XV
Ik moest het hele gebeuren aanzien. Ik moest, of het nu dag of nacht was, toezien bij de aanvoer, bij het verbranden van de lijken, ik moest kijken naar het uitbreken van de tanden, het afknippen van het haar, al die afgrijselijke dingen, urenlang. Ik moest zelfs urenlang bij het afgrijselijke, een verschrikkelijke stank verspreidende blootleggen van de massagraven en het verbranden aanwezig zijn. Ik moest ook door het kijkgat van de gasruimte naar de dood zelf kijken, omdat de artsen mij daarop attendeerden. Ik moest dat alles doen – omdat ik degene was naar wie iedereen keek, omdat ik iedereen moest laten zien dat ik niet alleen de bevelen en de opdrachten gaf, maar ook bereid was zelf overal bij aanwezig te zijn, zoals ik dat moest eisen van degenen die onder mijn commando vielen.

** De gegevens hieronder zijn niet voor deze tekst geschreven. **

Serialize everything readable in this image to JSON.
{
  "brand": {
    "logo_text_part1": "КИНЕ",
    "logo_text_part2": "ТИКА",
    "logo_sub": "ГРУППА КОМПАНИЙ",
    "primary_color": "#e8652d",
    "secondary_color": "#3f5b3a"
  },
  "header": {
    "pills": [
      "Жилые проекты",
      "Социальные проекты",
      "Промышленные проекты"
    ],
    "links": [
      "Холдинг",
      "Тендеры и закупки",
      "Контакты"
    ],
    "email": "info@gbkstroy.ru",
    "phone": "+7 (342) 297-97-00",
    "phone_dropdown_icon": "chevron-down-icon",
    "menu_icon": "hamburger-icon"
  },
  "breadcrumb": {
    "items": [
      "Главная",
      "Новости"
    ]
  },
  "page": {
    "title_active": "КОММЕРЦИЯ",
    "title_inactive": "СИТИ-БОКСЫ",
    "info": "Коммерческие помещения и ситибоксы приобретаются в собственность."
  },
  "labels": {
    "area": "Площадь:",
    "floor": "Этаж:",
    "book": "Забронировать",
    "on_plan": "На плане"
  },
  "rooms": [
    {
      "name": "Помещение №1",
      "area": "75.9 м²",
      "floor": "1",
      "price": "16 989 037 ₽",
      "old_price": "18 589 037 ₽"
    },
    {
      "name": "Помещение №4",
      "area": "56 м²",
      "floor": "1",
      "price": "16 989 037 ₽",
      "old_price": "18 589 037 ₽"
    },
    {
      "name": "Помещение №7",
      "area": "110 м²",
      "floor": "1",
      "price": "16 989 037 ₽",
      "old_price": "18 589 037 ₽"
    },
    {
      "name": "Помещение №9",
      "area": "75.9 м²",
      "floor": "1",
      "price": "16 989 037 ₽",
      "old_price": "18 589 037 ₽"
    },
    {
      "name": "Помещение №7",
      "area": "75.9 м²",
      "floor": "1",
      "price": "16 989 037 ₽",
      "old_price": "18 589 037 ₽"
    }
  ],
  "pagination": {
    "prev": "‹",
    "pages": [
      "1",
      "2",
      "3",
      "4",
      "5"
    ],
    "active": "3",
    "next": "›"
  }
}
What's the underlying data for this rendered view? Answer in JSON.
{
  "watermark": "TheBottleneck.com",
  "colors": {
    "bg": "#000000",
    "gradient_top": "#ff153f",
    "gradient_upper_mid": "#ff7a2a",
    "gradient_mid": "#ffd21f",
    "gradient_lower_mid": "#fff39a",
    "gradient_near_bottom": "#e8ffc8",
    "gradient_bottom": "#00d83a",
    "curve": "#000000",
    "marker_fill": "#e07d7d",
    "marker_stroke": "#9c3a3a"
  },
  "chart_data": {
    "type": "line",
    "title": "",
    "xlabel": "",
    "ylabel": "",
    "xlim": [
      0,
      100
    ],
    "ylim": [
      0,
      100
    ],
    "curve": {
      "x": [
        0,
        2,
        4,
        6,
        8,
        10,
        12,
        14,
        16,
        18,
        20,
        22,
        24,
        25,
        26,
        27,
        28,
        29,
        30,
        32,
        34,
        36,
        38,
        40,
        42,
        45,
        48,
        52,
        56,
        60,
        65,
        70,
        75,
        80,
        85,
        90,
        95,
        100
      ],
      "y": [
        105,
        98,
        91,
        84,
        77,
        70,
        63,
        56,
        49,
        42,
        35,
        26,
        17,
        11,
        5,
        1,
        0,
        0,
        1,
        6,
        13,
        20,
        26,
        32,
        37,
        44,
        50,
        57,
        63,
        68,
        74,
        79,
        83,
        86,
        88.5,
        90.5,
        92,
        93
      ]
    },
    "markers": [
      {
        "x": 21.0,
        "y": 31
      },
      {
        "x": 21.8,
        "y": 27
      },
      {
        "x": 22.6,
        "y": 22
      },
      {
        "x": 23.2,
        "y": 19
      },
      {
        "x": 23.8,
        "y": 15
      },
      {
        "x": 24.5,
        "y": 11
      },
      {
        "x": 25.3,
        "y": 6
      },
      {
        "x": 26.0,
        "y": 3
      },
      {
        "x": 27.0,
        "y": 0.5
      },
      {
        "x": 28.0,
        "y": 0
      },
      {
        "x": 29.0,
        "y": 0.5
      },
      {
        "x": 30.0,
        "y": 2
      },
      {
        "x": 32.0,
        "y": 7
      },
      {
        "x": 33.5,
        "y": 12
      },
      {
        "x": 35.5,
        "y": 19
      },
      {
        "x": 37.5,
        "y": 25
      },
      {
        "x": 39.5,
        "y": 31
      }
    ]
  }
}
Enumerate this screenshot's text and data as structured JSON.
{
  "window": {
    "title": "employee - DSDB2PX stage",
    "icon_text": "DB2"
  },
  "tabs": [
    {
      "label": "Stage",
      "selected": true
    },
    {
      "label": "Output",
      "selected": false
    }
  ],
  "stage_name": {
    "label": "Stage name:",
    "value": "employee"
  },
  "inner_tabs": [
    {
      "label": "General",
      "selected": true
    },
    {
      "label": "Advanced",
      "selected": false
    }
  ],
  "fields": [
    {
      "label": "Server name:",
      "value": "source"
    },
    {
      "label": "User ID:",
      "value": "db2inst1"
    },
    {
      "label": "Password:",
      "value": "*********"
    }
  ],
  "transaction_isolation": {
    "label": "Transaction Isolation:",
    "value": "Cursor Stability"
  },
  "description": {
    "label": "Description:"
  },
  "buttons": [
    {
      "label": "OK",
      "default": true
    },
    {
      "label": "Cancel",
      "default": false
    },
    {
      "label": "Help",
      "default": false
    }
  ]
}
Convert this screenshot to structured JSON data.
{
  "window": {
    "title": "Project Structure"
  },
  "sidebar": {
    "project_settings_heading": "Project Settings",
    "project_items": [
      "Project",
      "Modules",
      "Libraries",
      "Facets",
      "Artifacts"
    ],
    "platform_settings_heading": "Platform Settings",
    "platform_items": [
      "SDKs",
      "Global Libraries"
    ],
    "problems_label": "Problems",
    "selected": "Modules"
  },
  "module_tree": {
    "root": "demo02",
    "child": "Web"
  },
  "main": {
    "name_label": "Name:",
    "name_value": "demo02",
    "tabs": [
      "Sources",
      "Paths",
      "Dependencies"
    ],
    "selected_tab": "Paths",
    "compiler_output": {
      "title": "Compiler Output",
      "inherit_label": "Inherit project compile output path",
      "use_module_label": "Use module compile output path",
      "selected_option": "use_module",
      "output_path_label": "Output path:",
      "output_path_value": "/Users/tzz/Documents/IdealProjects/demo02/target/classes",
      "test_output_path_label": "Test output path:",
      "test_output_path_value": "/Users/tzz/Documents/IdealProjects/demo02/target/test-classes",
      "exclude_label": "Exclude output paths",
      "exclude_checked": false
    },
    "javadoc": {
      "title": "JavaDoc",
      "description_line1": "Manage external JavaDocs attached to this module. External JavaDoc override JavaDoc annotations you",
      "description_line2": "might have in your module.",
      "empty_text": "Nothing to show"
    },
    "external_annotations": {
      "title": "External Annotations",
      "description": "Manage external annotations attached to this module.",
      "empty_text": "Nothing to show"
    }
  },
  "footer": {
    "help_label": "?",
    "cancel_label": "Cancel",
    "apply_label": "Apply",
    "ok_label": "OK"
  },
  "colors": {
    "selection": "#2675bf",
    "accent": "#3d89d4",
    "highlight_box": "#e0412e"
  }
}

Als ik me over een gebeurtenis erg had opgewonden, kon ik niet naar huis gaan, naar mijn gezin. Ik besteeg dan mijn paard en galoppeerde de huiveringwekkende beelden weg, of ik liep vaak ’s nachts door de paardenstallen, waar ik bij mijn lievelingen rust vond. Vaak kwam het voor dat ik thuis plotseling met mijn gedachten bij deze of gene gebeurtenis, bij de vernietiging was. Ik moest dan naar buiten. Ik hield het in de intieme kring van mijn gezin niet meer uit. Vaak kwamen bij mij, bij het zien van onze gelukkig spelende kinderen, als mijn vrouw met de jongste zo gelukkig was, gedachten op als: hoe lang zal jullie geluk nog duren? Mijn vrouw kon mijn sombere stemmingen nooit begrijpen, ze weet die aan problemen op mijn werk. Als ik ’s nachts buiten bij de transporten, bij de gaskamers, bij de vuren stond, moest ik vaak aan mijn vrouw en mijn kinderen denken. Als je de vrouwen met de kinderen de gaskamers in zag lopen, dacht je onwillekeurig aan je eigen gezin. Sinds het begin van de massale vernietiging was ik in Auschwitz niet gelukkig meer. Ik werd ontevreden over mezelf.
En toch dacht iedereen in Auschwitz: de commandant heeft maar een mooi leventje. – Ja, mijn gezin had het in Auschwitz goed. Elke wens van mijn vrouw, van mijn kinderen, werd vervuld. De kinderen konden vrij en ongedwongen leven. Mijn vrouw had haar bloemenparadijs. De gevangenen deden hun best om lief te zijn voor mijn vrouw en mijn kinderen, om hen met kleine attenties te plezieren. Ik denk dat ook geen enkele vroegere gevangene kan zeggen dat hij bij ons thuis ooit, op welke manier dan ook, slecht behandeld is. Het liefst had mijn vrouw elke gevangene die iets bij ons kwam doen een cadeautje gegeven. De kinderen bedelden bij mij voortdurend om sigaretten voor de gevangenen. De kinderen waren vooral gesteld op de gevangenen die in de tuin werkten. Het hele gezin viel vooral op door de liefde voor de landbouw, in het bijzonder voor alle dieren. Elke zondag moest ik met het hele gezin over de velden rijden, door de stallen lopen, ook de hondenhokken mochten nooit overgeslagen worden. Onze twee paarden en het veulen genoten de meeste liefde. Ook hadden de kinderen in de tuin altijd speciale dieren, die door de gevangenen werden meegebracht. Schildpadden, marters, katten of hagedissen, steeds was er weer wat nieuws, interessants in de tuin. Of ze vermaakten zich zomers in het kinderbadje in de tuin of in het water van de rivier de Sola. Maar het meest verheugden ze zich als papa mee ging zwemmen.
Nu heb ik spijt dat ik niet meer tijd aan mijn gezin heb besteed. Mijn vrouw zei steeds weer vermanend: denk niet altijd aan je werk, denk ook aan je gezin. Maar wat wist mijn vrouw van de dingen die mij bezwaarden – daar heb ik nooit over gepraat.